There are so many types of mental illnesses, I won’t even begin to go into detail on all of them. However, the two most common illnesses seen in the U.S. are depression and anxiety. Mental illness manifests differently in everyone, but some common signs and symptoms to be aware of are feeling very sad or withdrawn for more than two weeks, trying to harm or end one’s life or making plans to do so, severe, out of control, risk-taking behavior that causes harm to oneself or others, sudden overwhelming fear for no reason, significant weight loss or gain, excessive use of alcohol or drugs, drastic changes in mood, sleeping habits, or personality, extreme difficulty concentrating or sitting still, and intense worries or fears that get in the way of daily activities. If you recognize any of these in yourself or others, the National Alliance on Mental Illness (NAMI) has a helpline that can be reached at 1-800-950-6264.

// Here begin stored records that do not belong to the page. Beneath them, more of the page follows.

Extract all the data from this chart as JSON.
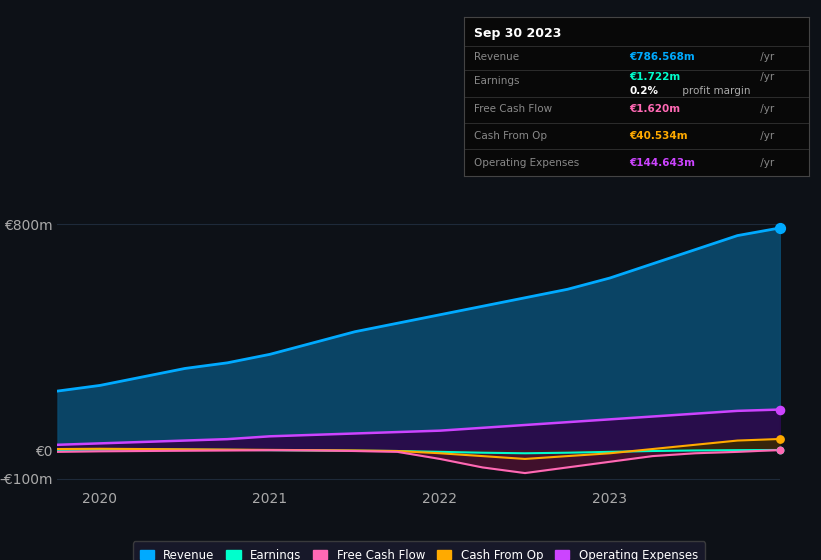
{
  "background_color": "#0d1117",
  "plot_bg_color": "#0d1117",
  "grid_color": "#1e2a3a",
  "x_years": [
    2019.75,
    2020.0,
    2020.25,
    2020.5,
    2020.75,
    2021.0,
    2021.25,
    2021.5,
    2021.75,
    2022.0,
    2022.25,
    2022.5,
    2022.75,
    2023.0,
    2023.25,
    2023.5,
    2023.75,
    2024.0
  ],
  "revenue": [
    210,
    230,
    260,
    290,
    310,
    340,
    380,
    420,
    450,
    480,
    510,
    540,
    570,
    610,
    660,
    710,
    760,
    787
  ],
  "earnings": [
    2,
    3,
    4,
    3,
    2,
    1,
    0,
    -1,
    -2,
    -5,
    -8,
    -10,
    -8,
    -5,
    -2,
    0,
    1,
    1.722
  ],
  "free_cash_flow": [
    -5,
    -3,
    -2,
    -1,
    0,
    1,
    0,
    -2,
    -5,
    -30,
    -60,
    -80,
    -60,
    -40,
    -20,
    -10,
    -5,
    1.62
  ],
  "cash_from_op": [
    5,
    6,
    5,
    4,
    3,
    2,
    1,
    0,
    -2,
    -10,
    -20,
    -30,
    -20,
    -10,
    5,
    20,
    35,
    40.534
  ],
  "operating_expenses": [
    20,
    25,
    30,
    35,
    40,
    50,
    55,
    60,
    65,
    70,
    80,
    90,
    100,
    110,
    120,
    130,
    140,
    144.643
  ],
  "revenue_color": "#00aaff",
  "revenue_fill": "#0a4a6e",
  "earnings_color": "#00ffcc",
  "earnings_fill": "#003344",
  "free_cash_flow_color": "#ff69b4",
  "free_cash_flow_fill": "#4a1030",
  "cash_from_op_color": "#ffaa00",
  "cash_from_op_fill": "#3a2a00",
  "operating_expenses_color": "#cc44ff",
  "operating_expenses_fill": "#2a0a4a",
  "ylim_min": -130,
  "ylim_max": 900,
  "ylabel_800": "€800m",
  "ylabel_0": "€0",
  "ylabel_neg100": "-€100m",
  "info_box": {
    "date": "Sep 30 2023",
    "revenue_label": "Revenue",
    "revenue_value": "€786.568m",
    "revenue_color": "#00aaff",
    "earnings_label": "Earnings",
    "earnings_value": "€1.722m",
    "earnings_color": "#00ffcc",
    "margin_text": "0.2%",
    "margin_suffix": " profit margin",
    "free_cash_flow_label": "Free Cash Flow",
    "free_cash_flow_value": "€1.620m",
    "free_cash_flow_color": "#ff69b4",
    "cash_from_op_label": "Cash From Op",
    "cash_from_op_value": "€40.534m",
    "cash_from_op_color": "#ffaa00",
    "op_expenses_label": "Operating Expenses",
    "op_expenses_value": "€144.643m",
    "op_expenses_color": "#cc44ff"
  },
  "legend": [
    {
      "label": "Revenue",
      "color": "#00aaff"
    },
    {
      "label": "Earnings",
      "color": "#00ffcc"
    },
    {
      "label": "Free Cash Flow",
      "color": "#ff69b4"
    },
    {
      "label": "Cash From Op",
      "color": "#ffaa00"
    },
    {
      "label": "Operating Expenses",
      "color": "#cc44ff"
    }
  ]
}
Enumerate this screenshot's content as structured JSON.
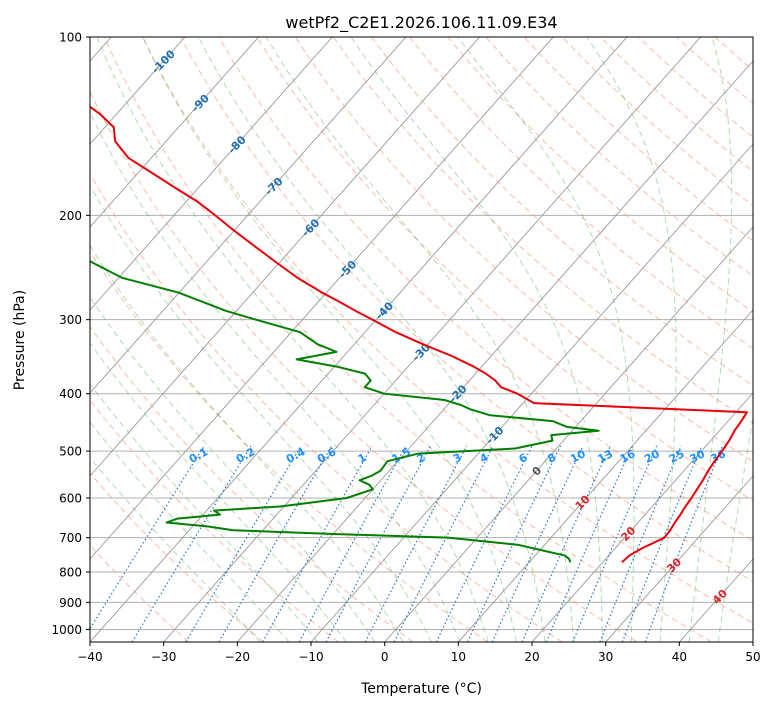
{
  "chart_data": {
    "type": "line",
    "diagram": "skew-T log-P",
    "title": "wetPf2_C2E1.2026.106.11.09.E34",
    "xlabel": "Temperature (°C)",
    "ylabel": "Pressure (hPa)",
    "xlim": [
      -40,
      50
    ],
    "ylim": [
      1050,
      100
    ],
    "x_ticks": [
      -40,
      -30,
      -20,
      -10,
      0,
      10,
      20,
      30,
      40,
      50
    ],
    "x_tick_labels": [
      "−40",
      "−30",
      "−20",
      "−10",
      "0",
      "10",
      "20",
      "30",
      "40",
      "50"
    ],
    "y_ticks": [
      100,
      200,
      300,
      400,
      500,
      600,
      700,
      800,
      900,
      1000
    ],
    "y_tick_labels": [
      "100",
      "200",
      "300",
      "400",
      "500",
      "600",
      "700",
      "800",
      "900",
      "1000"
    ],
    "grid": true,
    "colors": {
      "temperature": "#e8000b",
      "dewpoint": "#008000",
      "isotherm": "#999999",
      "dry_adiabat": "#ff8c6a",
      "moist_adiabat": "#52b052",
      "mixing_ratio": "#1f77d4",
      "isotherm_label": "#1f6fb4",
      "dry_adiabat_label": "#d62728",
      "mixing_label": "#1e90ff"
    },
    "isotherm_labels": [
      {
        "value": -100,
        "label": "-100"
      },
      {
        "value": -90,
        "label": "-90"
      },
      {
        "value": -80,
        "label": "-80"
      },
      {
        "value": -70,
        "label": "-70"
      },
      {
        "value": -60,
        "label": "-60"
      },
      {
        "value": -50,
        "label": "-50"
      },
      {
        "value": -40,
        "label": "-40"
      },
      {
        "value": -30,
        "label": "-30"
      },
      {
        "value": -20,
        "label": "-20"
      },
      {
        "value": -10,
        "label": "-10"
      },
      {
        "value": 0,
        "label": "0"
      },
      {
        "value": 10,
        "label": "10"
      },
      {
        "value": 20,
        "label": "20"
      },
      {
        "value": 30,
        "label": "30"
      },
      {
        "value": 40,
        "label": "40"
      }
    ],
    "mixing_ratio_lines": [
      {
        "value": 0.1,
        "label": "0.1"
      },
      {
        "value": 0.2,
        "label": "0.2"
      },
      {
        "value": 0.4,
        "label": "0.4"
      },
      {
        "value": 0.6,
        "label": "0.6"
      },
      {
        "value": 1,
        "label": "1"
      },
      {
        "value": 1.5,
        "label": "1.5"
      },
      {
        "value": 2,
        "label": "2"
      },
      {
        "value": 3,
        "label": "3"
      },
      {
        "value": 4,
        "label": "4"
      },
      {
        "value": 6,
        "label": "6"
      },
      {
        "value": 8,
        "label": "8"
      },
      {
        "value": 10,
        "label": "10"
      },
      {
        "value": 13,
        "label": "13"
      },
      {
        "value": 16,
        "label": "16"
      },
      {
        "value": 20,
        "label": "20"
      },
      {
        "value": 25,
        "label": "25"
      },
      {
        "value": 30,
        "label": "30"
      },
      {
        "value": 36,
        "label": "36"
      }
    ],
    "series": [
      {
        "name": "Temperature",
        "pressure": [
          770,
          750,
          730,
          700,
          680,
          660,
          640,
          620,
          600,
          580,
          560,
          540,
          520,
          500,
          480,
          460,
          445,
          430,
          415,
          400,
          390,
          380,
          370,
          360,
          345,
          330,
          315,
          300,
          290,
          280,
          270,
          255,
          240,
          225,
          210,
          200,
          190,
          180,
          170,
          160,
          150,
          142,
          135,
          128,
          122,
          117,
          112,
          108,
          104,
          100
        ],
        "temperature": [
          22.6,
          22.8,
          23.6,
          25.4,
          25.3,
          25.0,
          24.8,
          24.5,
          24.3,
          24.0,
          23.7,
          23.3,
          23.0,
          22.8,
          22.5,
          22.0,
          21.8,
          21.5,
          -8.5,
          -11.9,
          -14.9,
          -16.5,
          -18.6,
          -21.1,
          -25.5,
          -30.7,
          -35.8,
          -40.5,
          -43.8,
          -47.1,
          -50.6,
          -55.7,
          -60.5,
          -65.5,
          -70.8,
          -74.4,
          -78.3,
          -83.0,
          -87.9,
          -93.1,
          -96.9,
          -98.8,
          -102.2,
          -106.4,
          -109.1,
          -111.0,
          -113.5,
          -115.4,
          -117.8,
          -120.5
        ]
      },
      {
        "name": "Dewpoint",
        "pressure": [
          770,
          760,
          750,
          740,
          720,
          700,
          690,
          680,
          670,
          660,
          650,
          640,
          630,
          620,
          600,
          580,
          570,
          560,
          550,
          540,
          520,
          505,
          495,
          480,
          470,
          462,
          455,
          445,
          435,
          425,
          418,
          410,
          400,
          390,
          380,
          370,
          360,
          350,
          340,
          330,
          315,
          300,
          290,
          270,
          255,
          240,
          225,
          210,
          200,
          190,
          180,
          170,
          160,
          150,
          142,
          135,
          128,
          122,
          117,
          112,
          108,
          104,
          100
        ],
        "temperature": [
          15.6,
          15.0,
          14.0,
          11.5,
          6.5,
          -4.0,
          -20.0,
          -34.0,
          -38.0,
          -44.0,
          -43.0,
          -37.7,
          -39.0,
          -30.5,
          -22.5,
          -20.0,
          -21.0,
          -22.9,
          -21.8,
          -21.2,
          -21.4,
          -18.2,
          -5.6,
          -1.5,
          -2.3,
          3.6,
          -1.2,
          -3.8,
          -13.0,
          -16.4,
          -18.2,
          -21.0,
          -30.0,
          -33.4,
          -33.4,
          -35.0,
          -39.7,
          -46.0,
          -41.5,
          -45.0,
          -48.8,
          -56.3,
          -61.4,
          -70.1,
          -79.5,
          -85.5,
          -91.5,
          -95.7,
          -97.8,
          -102.4,
          -105.5,
          -109.2,
          -115.3,
          -121.6,
          -126.3,
          -130.7,
          -133.7,
          -134.2,
          -133.7,
          -135.4,
          -135.2,
          -135.5,
          -136.1
        ]
      }
    ]
  }
}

Recently I have become a lot more open about my own struggles with my mental illness (a combination of anxiety and depression which are often seen together) in order to try and beat the stigma. Only 34.9% of men seek treatment for their mental illness compared to 48.6% of women. A large contributing factor to the difference in these rates is the social norm surrounding masculinity and what it means to be a man. Often, displaying emotions other than anger and seeking help for mental health are seen as signs of weakness in men. This couldn’t be further from the truth. Asking for help is the bravest and one of the hardest things you can do if you are struggling with a mental illness.

Now, let’s talk about suicide, because it is okay to talk about. Our continued silence around this heavy subject is doing nothing to help those suffering. Suicide is the second leading cause of death of people aged 10-34 in the United States, one rank above homicide. We constantly discuss murder and homicide as an issue in America and it is, I am not saying that it isn’t. However, the lack of a discussion around suicide is causing more harm than good. Our refusal to discuss it creates an environment where individuals having thoughts of harming themselves feel they can’t talk to anyone. I want you to know that is not true. We at Carpe Diem EDC are neither clinicians nor mental health professionals, but we are here to support you. If you or anyone you know is having thoughts of harming yourself/themselves call the National Suicide Prevention Hotline at 1-800-273-8255.

Life is fragile and so is our mental health at times. Please take care of yourselves and reach out to your friends and family just to check in from time to time. Make every moment count and don’t forget to seize the day.